"When we were able to solve a problem-- particularly a difficult problem-- whether it concerned social security, immigration or veterans affairs, the people we helped were always grateful."
Program of Study: Political Science
Internship: U.S. Senator Frank Lautenberg
Location: Camden, New Jersey
Briefly describe your internship and your responsibilities as an intern.
I worked as a case manager in one of Senator Lautenberg’s two constituent service offices. In that capacity, I had direct communication with constituents who contacted the office by telephone, listened to and provided solutions to their concerns, handled casework and projects, and attended outreach meetings and events. I enjoyed my time working with the senator’s professional staff and discussing the many serious issues facing his constituents, although the conversation during the summer of 2009 was dominated by the debate on health care reform. Although we spent much time assisting people with problems concerning social security, immigration and veterans affairs, and fielding calls about President Obama’s nomination of Sonya Sotomayor to the Supreme Court, the vast majority of constituents calling the office where asking questions or expressing opinions (which were generally strong) about the President’s health care plan. My work was both challenging and rewarding.
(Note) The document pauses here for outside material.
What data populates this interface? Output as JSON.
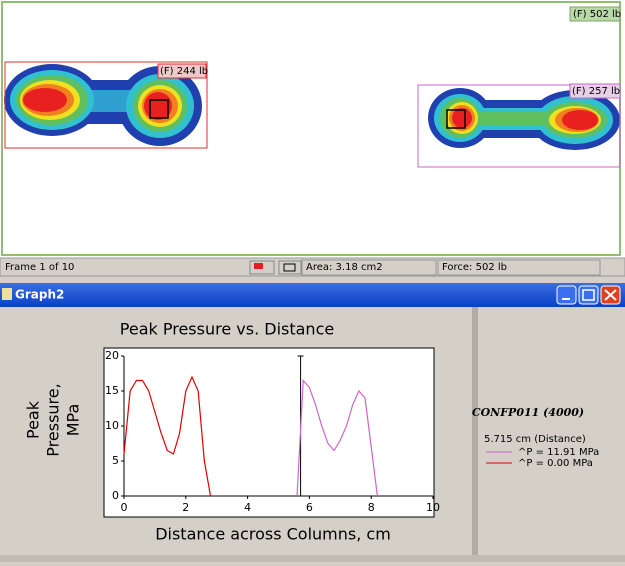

How did you find your internship? What resources did you find particularly helpful in your internship search?
Recognizing that I wanted to find an internship in the government or public policy arenas, I scoured the Internet for existing programs in the public and private sectors. After reviewing many program descriptions, I focused my attention on the public sector.
Why did you choose your internship? What factored into your search and applying?
I knew that the opportunity to intern in the office of a U.S. senator would provide me with invaluable experience in the area of public policy and government relations.
What were you most apprehensive about going into your internship?
Being on the front lines of a constituent service office, placing me in direct contact with people who were often angry, hostile and occasionally exhibited disturbing behavior. As the summer wore on, I became adept at discussing their problems and concerns with them and often was able to provide them with an answer that, if it didn’t satisfy them, at least quieted them down.
What did you hope to gain from your internship experience?
Experience in public policy and an education on the workings of a political office.
How did your internship experience influence your academic and career interests/goals/plans?
I am now certain of the path I want to follow after graduation from Goucher. I plan to apply to programs offering a joint JD/Masters in Public Policy.
What were the most challenging aspects of your internship?
Working in a constituent service office is not always easy-- and it is never without controversy. Many people who contact the office merely want to be heard (rather than helped) and many of those who want to be helped have problems that we could not solve.
What were most rewarding aspects of your internship?
When we were able to solve a problem-- particularly a difficult problem-- whether it concerned social security, immigration or veterans affairs, the people we helped were always grateful.
How do you feel your internship prepared you for the real world?
Working in Senator Lautenberg’s office allowed me to obtain the education and experience I had sought when I accepted the position. I feel that I am prepared to continue work in a legislative setting.
What advice would you give to students to help them make the most of their internship experience?
Internships are interactive experiences. Success requires hard work from the intern and construction and guidance from the professionals. I was very lucky to have received tremendous guidance from very dedicated public servants, who I know appreciated my hard work.